At the man’s words, the woman shifted. Face pale, she took a step back.
God’s teeth, she was not abandoning him in this mire. The woman would admit her lie! When she made to take another step back, Griffin caught her hand, aware of every Scot in the room watching and waiting for the slightest error, for any excuse to kill him. God’s teeth! In all his years of service to the king, he had never been foiled by a woman.
Nor would he be now.
“My lady,” Griffin said, his words strong, clear of doubt, and, through sheer will, void of anger. “’Tis my deepest regret you believe I have slighted you in any manner.” He raised her hand, and was at once irritated by the sweep of awareness, by the softness that lured him.
Anger sparked in her eyes. She tugged to free her hand.
Griffin held firm, lifting her fingers and pressing a chaste kiss upon her knuckles. Nerves darkened her impossibly green eyes, eyes a man could drown in, eyes that would make him beg. Bedamned. After her outrageous claim, he should feel naught but contempt. But he wanted her, damnably so.
“If indeed I have left you with child,” Griffin said, “’tis honor I offer you.” Eyes narrowed, he scanned the room, meeting the impenetrable fury of each Scotsman’s gaze. Satisfied, he turned to the stunning woman whose hand trembled within his. “Before your peers, I will take you for my wife.”
Her face drained of color, a reaction he’d expected. Well he understood Scotland’s custom of handfasting, that once a pledge was issued in public and agreed upon, they would indeed be wed. Feeling confident, Griffin waited for her to admit the truth.
The growing concern in her eyes assured him that she regretted her lie. ‘Twould be but moments before she declared her false accusation to all, and he could return to de Moray’s decision concerning King Edward’s offer.
Silence battered the crowded chamber, thick with expectation.
Rois again tried to yank her hand free of Lord Monceaux’s grip. He smiled down at her, but no warmth existed in his hazel eyes. Could she fault him for his resentment?
Aye, Lochlann had asked her if she was daft when she voiced her assertion. Well, now she sat in a fine mess. Proof her mind was indeed muddled.

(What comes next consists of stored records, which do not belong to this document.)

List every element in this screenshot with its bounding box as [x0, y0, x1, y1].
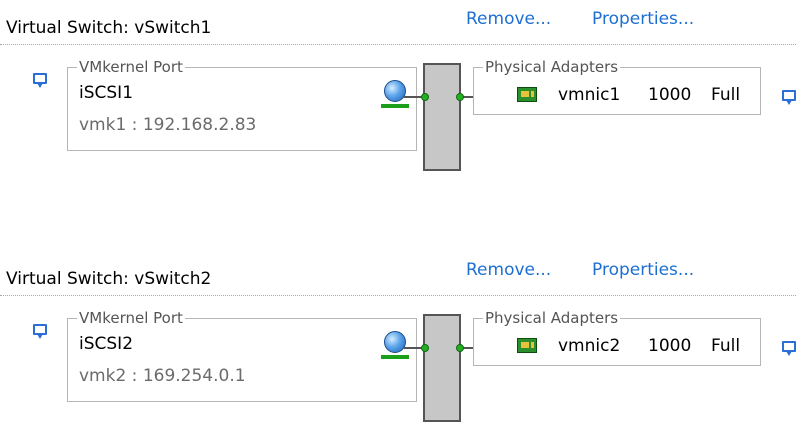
nic-speed: 1000 [648, 85, 692, 105]
network-globe-icon [384, 80, 406, 102]
properties-link[interactable]: Properties... [592, 9, 694, 29]
vswitch2-section: Virtual Switch: vSwitch2 Remove... Prope… [0, 251, 796, 422]
vmkernel-port-group[interactable]: VMkernel Port iSCSI2 vmk2 : 169.254.0.1 [67, 309, 417, 402]
port-dot-icon [456, 344, 464, 352]
physical-adapters-legend: Physical Adapters [483, 309, 621, 327]
port-dot-icon [456, 93, 464, 101]
vswitch-bar [423, 314, 461, 422]
speech-bubble-icon[interactable] [782, 341, 796, 356]
speech-bubble-icon[interactable] [782, 90, 796, 105]
nic-duplex: Full [711, 85, 741, 105]
vswitch-title: Virtual Switch: vSwitch1 [6, 18, 212, 38]
vswitch-bar [423, 63, 461, 171]
properties-link[interactable]: Properties... [592, 260, 694, 280]
vmkernel-port-legend: VMkernel Port [77, 309, 185, 327]
vmkernel-port-group[interactable]: VMkernel Port iSCSI1 vmk1 : 192.168.2.83 [67, 58, 417, 151]
port-dot-icon [421, 344, 429, 352]
speech-bubble-icon[interactable] [33, 324, 47, 339]
remove-link[interactable]: Remove... [466, 9, 551, 29]
nic-name: vmnic2 [558, 336, 621, 356]
vswitch-title: Virtual Switch: vSwitch2 [6, 269, 212, 289]
globe-base-bar [381, 104, 409, 108]
vmkernel-port-legend: VMkernel Port [77, 58, 185, 76]
port-name: iSCSI2 [79, 334, 134, 354]
section-divider [0, 44, 796, 45]
nic-card-icon [517, 338, 537, 353]
vmk-address: vmk1 : 192.168.2.83 [79, 115, 257, 135]
port-dot-icon [421, 93, 429, 101]
globe-base-bar [381, 355, 409, 359]
nic-name: vmnic1 [558, 85, 621, 105]
vmk-address: vmk2 : 169.254.0.1 [79, 366, 246, 386]
network-globe-icon [384, 331, 406, 353]
remove-link[interactable]: Remove... [466, 260, 551, 280]
nic-duplex: Full [711, 336, 741, 356]
nic-speed: 1000 [648, 336, 692, 356]
nic-card-icon [517, 87, 537, 102]
section-divider [0, 295, 796, 296]
physical-adapters-legend: Physical Adapters [483, 58, 621, 76]
speech-bubble-icon[interactable] [33, 73, 47, 88]
port-name: iSCSI1 [79, 83, 134, 103]
vswitch1-section: Virtual Switch: vSwitch1 Remove... Prope… [0, 0, 796, 171]
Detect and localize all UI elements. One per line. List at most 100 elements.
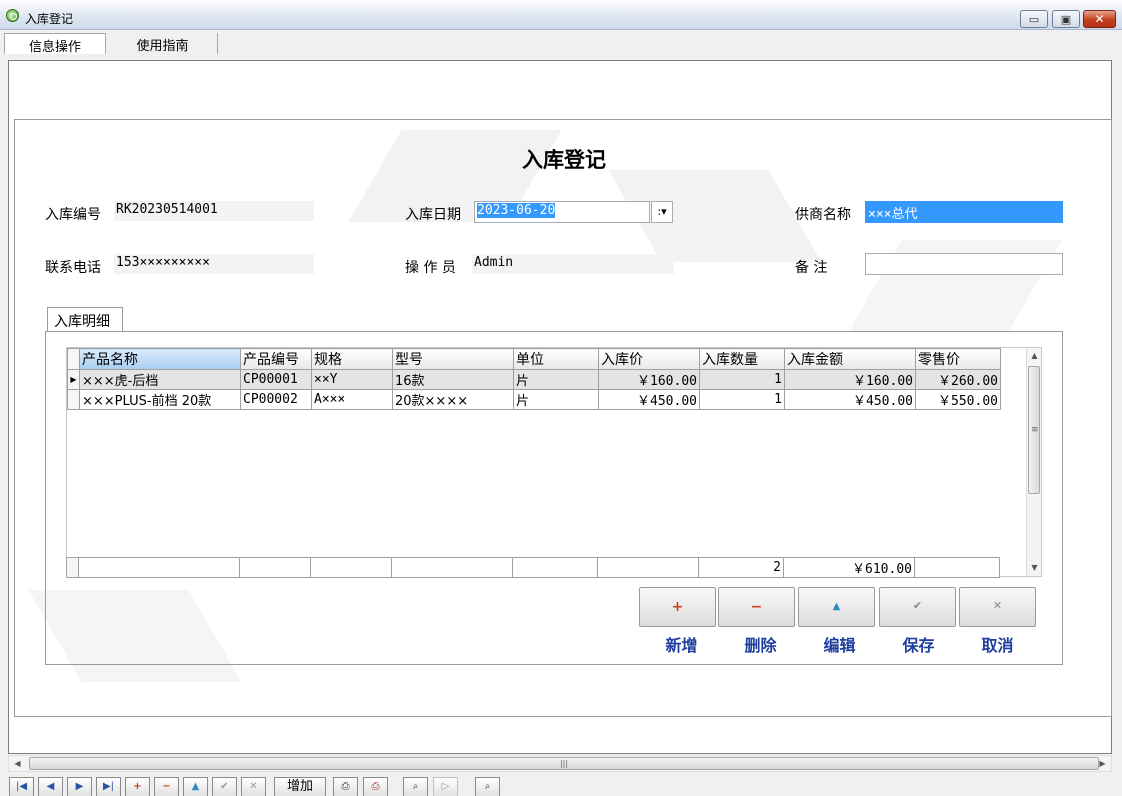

Shame filled her. Of all of the mischief she’d stirred over the years, naught had reached this magnitude. Why had she insisted on attending the meeting? And what of her promise to her da to stay in the shadows unnoticed?
Thank heaven the men crowding around her and Lord Monceaux were blocking him from sight.
“Enough,” her father declared. “Let me through.”
Nay! He couldn’t make his presence known! Rois met the baron’s smug expression. Pulse racing, she nodded. “Aye, I accept your offer of marriage.”